Лицо Пилу омрачилось.
— Если бы я был царем из времен великих героев, — сказал он, — я бы предложил сыграть еще раз. Выиграете — и вы ничего не должны. Проиграете — и я получаю вашу супругу. — Он улыбнулся. Его зубы блеснули в свете лампы. —
В. В. Мерчант поднялся.
— Я не дам своего согласия, — сказал он, как обычно, кротко. — А теперь убирайтесь.
Амир тоже поднялась, но совсем по-другому.
— Что значит «убирайтесь»?! — закричала она. — Мы что, должны потерять всё — всё, что я построила?! Должны разориться из-за твоей слабости? Потерять кинотеатр, контроль над компанией, потерять возможность самого выгодного вложения за последние двадцать лет и жить в бедности, пока нам не придется все равно продать этот дом, чтобы не умереть с голоду? Ты этого хочешь?
— Извини, — сказал В. В. Мерчант, — но я не подпишу.
Где-то должно быть лучшее место.Самая гибельная идея! Пилу Дудхвала был единственным из нас, кто принимал эту жизнь такой, как она есть, — как данность. Он не растрачивал свою энергию на безумные утопические мечты. И совершенно естественно, что вышел победителем. Наши судьбы оказались в его власти, лежали у его ног. Иначе и быть не могло.

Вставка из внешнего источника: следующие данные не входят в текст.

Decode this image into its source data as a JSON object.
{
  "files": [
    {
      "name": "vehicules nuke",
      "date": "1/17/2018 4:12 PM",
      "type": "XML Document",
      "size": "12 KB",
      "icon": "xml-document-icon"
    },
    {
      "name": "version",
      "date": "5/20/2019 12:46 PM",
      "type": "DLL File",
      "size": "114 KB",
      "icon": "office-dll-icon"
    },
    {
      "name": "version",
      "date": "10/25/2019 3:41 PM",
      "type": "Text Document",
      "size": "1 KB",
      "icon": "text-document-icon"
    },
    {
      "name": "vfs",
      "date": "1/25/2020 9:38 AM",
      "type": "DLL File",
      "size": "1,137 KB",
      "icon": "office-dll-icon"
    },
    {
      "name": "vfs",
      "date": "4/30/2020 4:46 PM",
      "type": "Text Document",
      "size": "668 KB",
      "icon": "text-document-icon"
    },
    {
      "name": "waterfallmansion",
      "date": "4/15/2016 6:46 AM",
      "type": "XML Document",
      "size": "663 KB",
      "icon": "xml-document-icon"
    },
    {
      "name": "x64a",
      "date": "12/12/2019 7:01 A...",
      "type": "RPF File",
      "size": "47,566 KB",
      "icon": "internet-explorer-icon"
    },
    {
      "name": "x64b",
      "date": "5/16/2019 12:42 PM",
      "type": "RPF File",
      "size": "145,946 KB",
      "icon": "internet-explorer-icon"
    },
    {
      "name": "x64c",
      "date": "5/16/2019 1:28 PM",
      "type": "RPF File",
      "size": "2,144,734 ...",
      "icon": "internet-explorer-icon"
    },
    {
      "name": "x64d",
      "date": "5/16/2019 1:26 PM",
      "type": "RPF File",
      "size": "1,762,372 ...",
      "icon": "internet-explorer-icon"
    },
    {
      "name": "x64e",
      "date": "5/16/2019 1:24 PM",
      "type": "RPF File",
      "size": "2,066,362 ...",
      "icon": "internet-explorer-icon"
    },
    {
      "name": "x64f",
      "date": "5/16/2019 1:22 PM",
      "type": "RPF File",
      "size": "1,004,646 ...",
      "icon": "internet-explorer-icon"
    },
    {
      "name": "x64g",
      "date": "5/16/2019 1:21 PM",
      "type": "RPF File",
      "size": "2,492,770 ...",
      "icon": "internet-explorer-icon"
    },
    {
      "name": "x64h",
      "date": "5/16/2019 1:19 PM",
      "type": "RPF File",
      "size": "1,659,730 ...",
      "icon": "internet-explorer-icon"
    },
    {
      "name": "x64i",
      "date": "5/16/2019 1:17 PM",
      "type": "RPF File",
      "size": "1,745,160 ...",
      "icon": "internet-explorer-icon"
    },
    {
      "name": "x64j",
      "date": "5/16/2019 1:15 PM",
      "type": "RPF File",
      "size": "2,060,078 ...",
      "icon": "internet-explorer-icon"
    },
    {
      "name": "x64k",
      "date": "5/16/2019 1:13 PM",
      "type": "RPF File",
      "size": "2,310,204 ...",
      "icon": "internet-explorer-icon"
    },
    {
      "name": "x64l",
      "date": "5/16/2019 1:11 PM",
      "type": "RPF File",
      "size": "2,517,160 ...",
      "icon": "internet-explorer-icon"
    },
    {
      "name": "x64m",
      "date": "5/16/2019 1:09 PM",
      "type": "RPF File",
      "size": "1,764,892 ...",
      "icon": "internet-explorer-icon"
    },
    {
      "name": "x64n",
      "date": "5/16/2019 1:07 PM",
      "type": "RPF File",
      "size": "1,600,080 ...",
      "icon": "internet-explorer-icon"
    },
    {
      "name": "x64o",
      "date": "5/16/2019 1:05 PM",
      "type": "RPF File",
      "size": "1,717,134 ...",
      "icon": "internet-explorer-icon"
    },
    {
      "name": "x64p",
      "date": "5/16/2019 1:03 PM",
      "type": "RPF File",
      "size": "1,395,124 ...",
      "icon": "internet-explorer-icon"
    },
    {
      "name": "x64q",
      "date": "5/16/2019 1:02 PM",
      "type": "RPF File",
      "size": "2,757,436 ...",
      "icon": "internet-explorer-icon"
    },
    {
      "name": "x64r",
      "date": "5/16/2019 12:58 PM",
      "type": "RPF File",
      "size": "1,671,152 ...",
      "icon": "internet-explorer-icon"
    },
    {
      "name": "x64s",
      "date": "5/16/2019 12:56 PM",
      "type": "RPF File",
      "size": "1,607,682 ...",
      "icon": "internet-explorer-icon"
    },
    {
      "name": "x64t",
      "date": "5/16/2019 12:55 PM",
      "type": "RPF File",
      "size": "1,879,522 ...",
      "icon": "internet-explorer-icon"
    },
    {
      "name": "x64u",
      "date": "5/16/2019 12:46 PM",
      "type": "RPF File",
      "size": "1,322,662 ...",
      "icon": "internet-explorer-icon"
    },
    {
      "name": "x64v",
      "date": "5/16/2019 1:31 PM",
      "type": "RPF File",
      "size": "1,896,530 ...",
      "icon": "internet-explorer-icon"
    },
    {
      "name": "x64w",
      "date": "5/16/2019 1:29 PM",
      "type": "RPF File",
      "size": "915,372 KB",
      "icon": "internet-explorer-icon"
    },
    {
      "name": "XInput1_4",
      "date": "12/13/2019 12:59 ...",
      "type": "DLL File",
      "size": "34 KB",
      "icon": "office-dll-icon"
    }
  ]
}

Пилу не только перерезал своих коз. Ему удалось убить не одного жирного тельца в разных сферах жизни. Моя судьба повела меня иной дорогой, но я никогда не забуду урока, преподанного им моему отцу, — урока, который преподала мнепостигшая моих родителей катастрофа, пока в другом месте Бомбея Вина и Ормус без устали занимались любовью.
Есть только то, что есть.
Весь вечер и всю ночь мои родители вели войну. Я лежал без сна в своей комнате, уставясь в пространство немигающим взглядом, словно ящерица, и слушал этот поединок разбитых сердец. На рассвете отец лег, но Амир продолжала кружить по гостиной, как ложка, которой мешают в кастрюле, намешивая самое ядовитое на свете варево — гнев, вскипающий в теле, когда в нем агонизирует любовь. А потом появились Вина с Ормусом, и одержимая гневом Амир накинулась на свою подопечную.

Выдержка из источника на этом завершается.